Keyboard access

How to implement keyboard usage to follow accessibility standard?

Defining keyboard accelerators for every action

Since a mouse or other pointing devices may not be used by people with reduced vision, an accessible application must be usable with the keyboard alone. Therefore, all the possible actions that could be triggered by a user must have a keyboard shortcut.

We strongly suggest that you define consistent keyboard shortcuts for all actions through the use of action defaults. Developers can avoid overriding the system default shortcuts by checking the target platform guidelines, especially for system shortcuts that trigger accessible actions (for example, Ctrl-Shift-Enter, which triggers spoken information about the currently selected item). Overriding system shortcuts is generally a bad practice, even for non-accessible applications, although overriding may be unavoidable due to compatibility issues.

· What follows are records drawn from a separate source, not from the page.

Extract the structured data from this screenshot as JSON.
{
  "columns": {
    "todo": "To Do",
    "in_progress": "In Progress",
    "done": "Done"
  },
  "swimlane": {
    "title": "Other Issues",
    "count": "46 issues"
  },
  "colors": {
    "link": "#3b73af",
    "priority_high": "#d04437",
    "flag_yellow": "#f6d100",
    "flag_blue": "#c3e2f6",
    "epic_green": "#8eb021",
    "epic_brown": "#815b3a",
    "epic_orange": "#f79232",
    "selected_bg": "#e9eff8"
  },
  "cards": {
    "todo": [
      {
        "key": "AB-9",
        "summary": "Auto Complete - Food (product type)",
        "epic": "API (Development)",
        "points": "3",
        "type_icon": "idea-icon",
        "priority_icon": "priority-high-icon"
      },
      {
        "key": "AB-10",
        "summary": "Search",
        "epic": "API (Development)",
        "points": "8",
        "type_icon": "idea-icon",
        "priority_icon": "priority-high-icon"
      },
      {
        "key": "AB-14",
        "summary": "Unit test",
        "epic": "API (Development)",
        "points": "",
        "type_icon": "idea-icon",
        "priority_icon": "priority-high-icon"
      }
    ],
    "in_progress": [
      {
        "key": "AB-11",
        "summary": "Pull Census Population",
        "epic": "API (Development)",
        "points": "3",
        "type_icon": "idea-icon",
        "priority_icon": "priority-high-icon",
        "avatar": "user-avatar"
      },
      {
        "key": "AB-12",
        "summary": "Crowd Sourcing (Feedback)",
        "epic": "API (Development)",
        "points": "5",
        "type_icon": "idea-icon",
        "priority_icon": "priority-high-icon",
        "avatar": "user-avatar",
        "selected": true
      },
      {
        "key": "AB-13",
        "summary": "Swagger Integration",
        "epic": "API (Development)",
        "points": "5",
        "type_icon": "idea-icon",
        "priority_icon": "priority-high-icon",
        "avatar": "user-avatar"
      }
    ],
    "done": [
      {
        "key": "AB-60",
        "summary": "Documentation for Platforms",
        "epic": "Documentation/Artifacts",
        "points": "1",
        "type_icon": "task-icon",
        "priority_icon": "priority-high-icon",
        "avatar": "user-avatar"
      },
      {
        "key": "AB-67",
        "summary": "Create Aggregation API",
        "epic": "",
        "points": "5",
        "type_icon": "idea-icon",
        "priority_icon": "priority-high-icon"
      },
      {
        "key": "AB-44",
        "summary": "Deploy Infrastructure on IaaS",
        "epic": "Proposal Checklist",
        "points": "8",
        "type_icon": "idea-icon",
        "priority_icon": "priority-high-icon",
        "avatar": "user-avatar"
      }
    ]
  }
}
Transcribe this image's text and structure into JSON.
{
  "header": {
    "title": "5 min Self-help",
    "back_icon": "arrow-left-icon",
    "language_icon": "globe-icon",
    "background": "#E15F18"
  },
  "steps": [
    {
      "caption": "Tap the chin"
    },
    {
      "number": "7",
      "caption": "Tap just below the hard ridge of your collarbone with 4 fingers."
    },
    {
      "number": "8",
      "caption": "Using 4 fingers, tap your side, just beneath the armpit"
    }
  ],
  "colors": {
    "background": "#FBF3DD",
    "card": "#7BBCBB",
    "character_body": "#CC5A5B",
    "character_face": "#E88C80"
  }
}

Keyboard focus and action views

Generally, keyboard navigation in an application may be easier if you keep the MENU actions in the menu frame; the actions can have the keyboard focus and the user can navigate through them using the up and down arrows.

Using topmenus is a good practice, as the users can pull it down with the keyboard (for example, the Alt key on Windows®) and then navigate using arrow keys, but it may be less accessible than the menu panel. To ensure that every item of the menu can be activated by a keyboard shortcut, use the & (ampersand) before a character in menu items to indicate the keyboard shortcut that triggers the menu action with that letter.

Avoid using toolbars alone in accessible applications, because toolbars by default are not accessible using the keyboard. Toolbars cannot have the keyboard focus, and there is no way to navigate through all toolbar items or to activate one of them using the keyboard. If you do use toolbars, provide keyboard shortcuts and duplicate them in a topmenu.